Journalist Saing Soenthrith behind his desk, 2014. Journalist Saing Soenthrith behind his desk, 2014.

Although my colleagues and I were getting our start in the business in an age of churnalism, PR, and pick-ups, this was not yet the case in Cambodia where you could still get ministers directly on their cellphones without going through a spokesman, and could doorstep people avoiding your calls at their various government offices. The access we had was amazing.

We worked 12-hour days, were often phoned at home by the editors, and when we travelled to other parts of the country, it was on the tightest possible budgets – flea-ridden hotels and long, sweaty bus rides.

With no real rules – bar the minefields one – it was up to us to decide where we drew the line on such trips.

I remember during one reporting excursion to a wild-West Cambodian province, the hire car my Khmer colleague and myself were travelling in broke down. As we were standing on the road in the middle of nowhere a passerby stopped and offered us a lift. With a jewelled pinky ring and a gun on his belt he had all the appearance of a typical Khmer gangster. I hesitated and looked to my Cambodian colleague, he was a better judge than I, I figured, and if he said it was fine to hitch a ride with this guy, then I trusted him.

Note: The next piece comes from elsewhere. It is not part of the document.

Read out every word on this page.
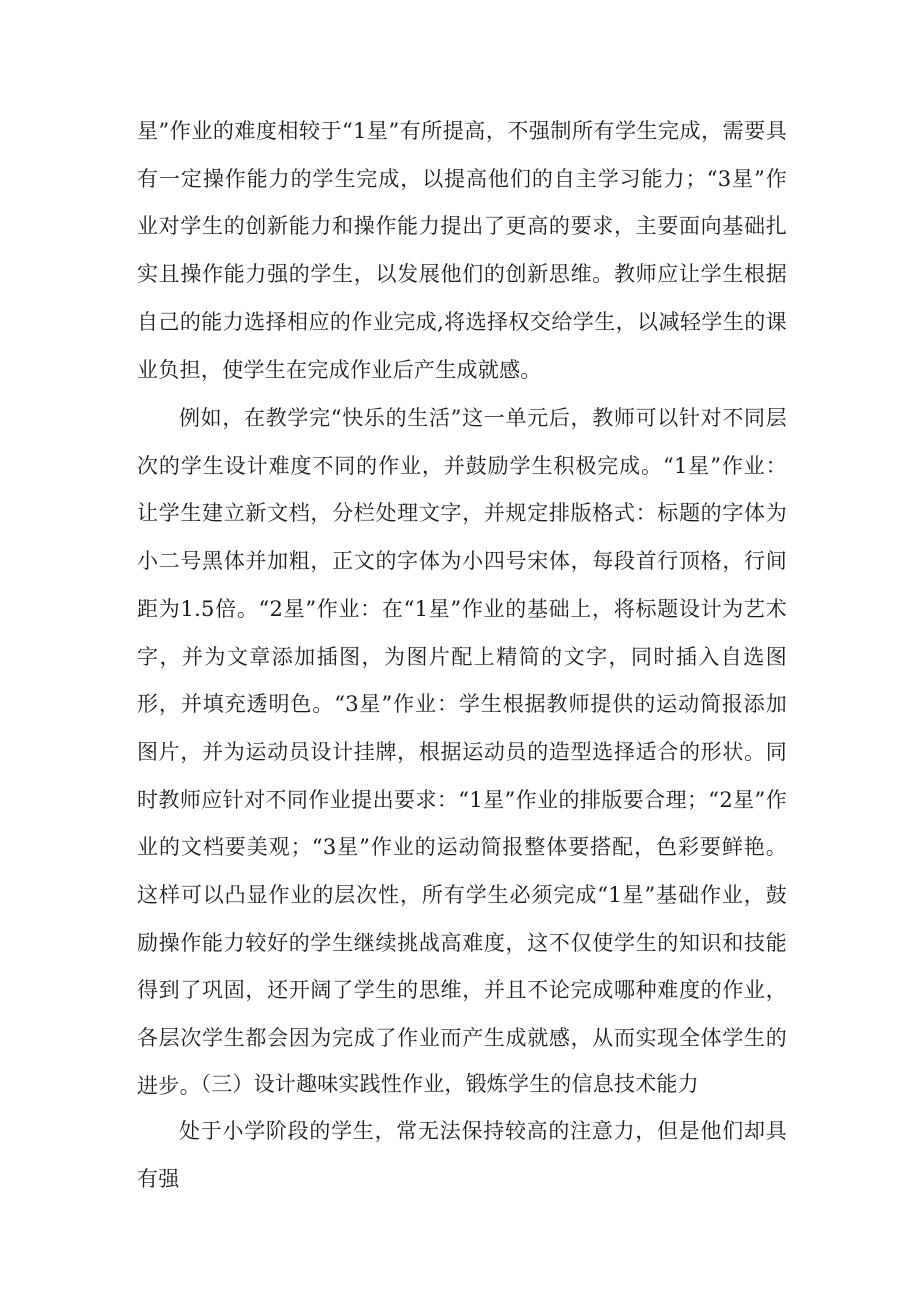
星”作业的难度相较于“1星”有所提高，不强制所有学生完成，需要具有一定操作能力的学生完成，以提高他们的自主学习能力；“3星”作业对学生的创新能力和操作能力提出了更高的要求，主要面向基础扎实且操作能力强的学生，以发展他们的创新思维。教师应让学生根据自己的能力选择相应的作业完成,将选择权交给学生，以减轻学生的课业负担，使学生在完成作业后产生成就感。

例如，在教学完“快乐的生活”这一单元后，教师可以针对不同层次的学生设计难度不同的作业，并鼓励学生积极完成。“1星”作业：让学生建立新文档，分栏处理文字，并规定排版格式：标题的字体为小二号黑体并加粗，正文的字体为小四号宋体，每段首行顶格，行间距为1.5倍。“2星”作业：在“1星”作业的基础上，将标题设计为艺术字，并为文章添加插图，为图片配上精简的文字，同时插入自选图形，并填充透明色。“3星”作业：学生根据教师提供的运动简报添加图片，并为运动员设计挂牌，根据运动员的造型选择适合的形状。同时教师应针对不同作业提出要求：“1星”作业的排版要合理；“2星”作业的文档要美观；“3星”作业的运动简报整体要搭配，色彩要鲜艳。这样可以凸显作业的层次性，所有学生必须完成“1星”基础作业，鼓励操作能力较好的学生继续挑战高难度，这不仅使学生的知识和技能得到了巩固，还开阔了学生的思维，并且不论完成哪种难度的作业，各层次学生都会因为完成了作业而产生成就感，从而实现全体学生的进步。

（三）设计趣味实践性作业，锻炼学生的信息技术能力

处于小学阶段的学生，常无法保持较高的注意力，但是他们却具有强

Journalist Khuon Narim looks through his notes in the Cambodia Daily office, 2013. Journalist Khuon Narim looks through his notes in the Cambodia Daily office, 2013. Photo: Kate Bartlett

We did take the ride and it was thankfully uneventful. However, after Mr. Pinky Ring dropped us off, my male colleague turned to me wide-eyed and said “Thanks god that went ok. It was a dangerous thing to do, that guy could have killed me!”

“Killed you?!” I replied, enraged, “What about ME!”

Then we both burst out laughing.

I can’t imagine a better place to get a start in journalism than the Daily. I interviewed people from all walks of life; from murderers to prostitutes to princes to ministers to monks to soldiers to film directors to farmers.

Not many readers in the wider world paid much attention to Cambodia, synonymous to most only with the murderous Khmer Rouge regime several decades before. But we cared greatly and that’s what mattered. Sometimes I thought we thought too much of ourselves – “speaking truth to power”, being a voice of accountability in a kleptocracy bla bla bla — when in fact, our readership was largely limited to city folk and intellectuals and didn’t reach the huge number of people, many illiterate, in the countryside.

Until its recent sad closure, I believed this was the reason why the Daily was allowed to keep printing, no matter the damning truths about the government it unearthed and published.

I have been proved wrong. The Hun Sen regime is scared, very scared it seems. With still months to go until 2018 elections, I think we may only have seen the tip of the iceberg as Cambodia gives up any pretense of being a democracy.

For those of us that worked there however, foreign and Khmer, our years at the crazy little-paper-that-could permanently changed us. And I’d like to believe that 23 years of the Daily changed Cambodia too. This next year will test that theory.